Jak później chodziłyśmy na kursy sanitarne, to zbierałyśmy się u doktora Zielińskiego, gdzie musiałyśmy zaliczyć poszczególne działy medycyny. Doktor Zieliński załatwił nam praktyki w szpitalach i praktykowałam [w szpitalu] Dzieciątka Jezus. Tymi kierowanymi dziewczętami z Armii Krajowej opiekował się profesor Rutkowski, znany chirurg, który pracował w Akademii Medycznej, właściwie w Szkole Zaorskiego. To była medycyna. On bardzo się serdecznie nami opiekował i kierował [nas] do różnych działów. Byłam na laryngologii, na okulistyce i byłam siedem miesięcy na chirurgii. Chodziłyśmy na operacje, chodziłyśmy do prosektorium. Poza tym opiekowały się nami szarytki, które nauczyły nas robienia zastrzyków, pielęgnowania chorych. Pamiętam sale: to były ogromne sale, po pięćdziesięciu chorych chyba [tam] leżało. Te właśnie szarytki z kornetami… Na głowach miały czepki ze skrzydłami. One były bardzo serdeczne, bardzo dbające o chorych i dużo nas nauczyły.

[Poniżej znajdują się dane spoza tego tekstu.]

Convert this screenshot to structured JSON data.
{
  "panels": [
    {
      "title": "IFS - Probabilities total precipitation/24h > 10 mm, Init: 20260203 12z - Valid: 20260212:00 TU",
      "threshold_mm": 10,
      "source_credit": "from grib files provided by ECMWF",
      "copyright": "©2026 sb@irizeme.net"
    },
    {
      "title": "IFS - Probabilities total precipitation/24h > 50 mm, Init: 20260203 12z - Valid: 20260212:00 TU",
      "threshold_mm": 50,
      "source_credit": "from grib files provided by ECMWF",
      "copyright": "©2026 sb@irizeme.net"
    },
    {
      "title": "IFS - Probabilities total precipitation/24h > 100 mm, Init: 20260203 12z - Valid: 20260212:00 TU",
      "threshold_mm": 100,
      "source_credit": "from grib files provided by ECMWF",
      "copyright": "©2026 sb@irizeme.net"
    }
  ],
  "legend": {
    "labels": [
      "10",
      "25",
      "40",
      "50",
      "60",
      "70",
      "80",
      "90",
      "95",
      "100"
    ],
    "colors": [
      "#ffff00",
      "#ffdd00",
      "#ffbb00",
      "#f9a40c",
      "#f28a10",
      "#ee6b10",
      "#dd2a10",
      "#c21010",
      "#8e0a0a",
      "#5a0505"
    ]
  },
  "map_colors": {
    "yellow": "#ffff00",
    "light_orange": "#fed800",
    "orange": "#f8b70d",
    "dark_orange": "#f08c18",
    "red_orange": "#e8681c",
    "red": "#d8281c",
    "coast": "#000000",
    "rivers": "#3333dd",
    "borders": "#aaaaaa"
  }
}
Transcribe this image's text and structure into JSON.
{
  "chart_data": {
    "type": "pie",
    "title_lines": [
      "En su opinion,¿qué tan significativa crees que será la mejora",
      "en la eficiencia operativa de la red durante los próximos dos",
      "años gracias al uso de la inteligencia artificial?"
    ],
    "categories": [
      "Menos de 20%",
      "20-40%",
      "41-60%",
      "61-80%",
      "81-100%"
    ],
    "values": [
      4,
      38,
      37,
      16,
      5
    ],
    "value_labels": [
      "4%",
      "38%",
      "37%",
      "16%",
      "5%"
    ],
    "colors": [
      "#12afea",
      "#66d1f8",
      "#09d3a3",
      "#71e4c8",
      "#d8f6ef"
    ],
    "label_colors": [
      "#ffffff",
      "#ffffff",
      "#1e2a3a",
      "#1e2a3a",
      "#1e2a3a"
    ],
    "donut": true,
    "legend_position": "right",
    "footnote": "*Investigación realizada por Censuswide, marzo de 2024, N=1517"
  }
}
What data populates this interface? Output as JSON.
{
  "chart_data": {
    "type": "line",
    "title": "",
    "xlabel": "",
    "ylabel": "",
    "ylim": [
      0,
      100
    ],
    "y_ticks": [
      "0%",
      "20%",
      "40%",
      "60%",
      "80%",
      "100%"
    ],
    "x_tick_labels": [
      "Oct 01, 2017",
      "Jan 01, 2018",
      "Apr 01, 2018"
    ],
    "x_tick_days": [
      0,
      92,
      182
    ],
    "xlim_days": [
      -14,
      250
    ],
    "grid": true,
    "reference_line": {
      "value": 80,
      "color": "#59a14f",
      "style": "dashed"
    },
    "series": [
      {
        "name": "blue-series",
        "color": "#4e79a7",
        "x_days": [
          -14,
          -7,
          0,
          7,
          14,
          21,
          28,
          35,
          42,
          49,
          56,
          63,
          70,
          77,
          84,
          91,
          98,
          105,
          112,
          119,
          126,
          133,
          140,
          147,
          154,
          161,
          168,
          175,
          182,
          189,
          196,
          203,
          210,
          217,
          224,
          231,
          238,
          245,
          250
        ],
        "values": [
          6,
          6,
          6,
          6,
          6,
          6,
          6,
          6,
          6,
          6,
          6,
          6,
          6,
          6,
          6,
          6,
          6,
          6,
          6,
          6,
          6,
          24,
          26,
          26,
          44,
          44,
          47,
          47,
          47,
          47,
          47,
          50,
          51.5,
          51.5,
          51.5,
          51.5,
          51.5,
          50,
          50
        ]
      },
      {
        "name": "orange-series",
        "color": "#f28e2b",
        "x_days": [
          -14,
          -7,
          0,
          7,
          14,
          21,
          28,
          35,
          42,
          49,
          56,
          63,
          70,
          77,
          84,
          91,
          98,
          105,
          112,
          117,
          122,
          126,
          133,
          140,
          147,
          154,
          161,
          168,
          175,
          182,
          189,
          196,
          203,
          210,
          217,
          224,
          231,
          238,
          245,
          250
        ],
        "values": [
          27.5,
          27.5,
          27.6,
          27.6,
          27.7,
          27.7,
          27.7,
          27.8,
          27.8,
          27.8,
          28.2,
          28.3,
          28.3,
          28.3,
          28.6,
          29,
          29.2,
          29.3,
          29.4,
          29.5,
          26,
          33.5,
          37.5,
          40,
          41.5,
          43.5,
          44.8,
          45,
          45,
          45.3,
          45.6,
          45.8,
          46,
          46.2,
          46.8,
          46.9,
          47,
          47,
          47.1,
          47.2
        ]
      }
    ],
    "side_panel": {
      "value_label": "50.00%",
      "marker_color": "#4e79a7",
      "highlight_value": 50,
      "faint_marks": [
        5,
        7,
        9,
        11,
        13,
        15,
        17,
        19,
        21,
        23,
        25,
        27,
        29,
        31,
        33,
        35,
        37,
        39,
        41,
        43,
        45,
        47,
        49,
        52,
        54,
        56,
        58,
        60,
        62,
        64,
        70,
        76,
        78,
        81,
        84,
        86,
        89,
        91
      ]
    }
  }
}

- Czy poza zajęciami związanymi z harcerstwem uczęszczała pani wtedy na tajne komplety?
Chodziłam jeszcze na kursy wojskowości, bo trzeba było [je] zaliczyć do przysięgi wojskowej. Przysięga wojskowa była u naszej komendantki szpitala, w domu prywatnym. Pamiętam, że kilka nas było zgrupowanych w pokoju i nagle przyszedł z drugiego pokoju jakiś starszy pan, skromnie ubrany, odebrał od nas przysięgę.
- Uczęszczała pani wtedy jeszcze na zajęcia do szkoły?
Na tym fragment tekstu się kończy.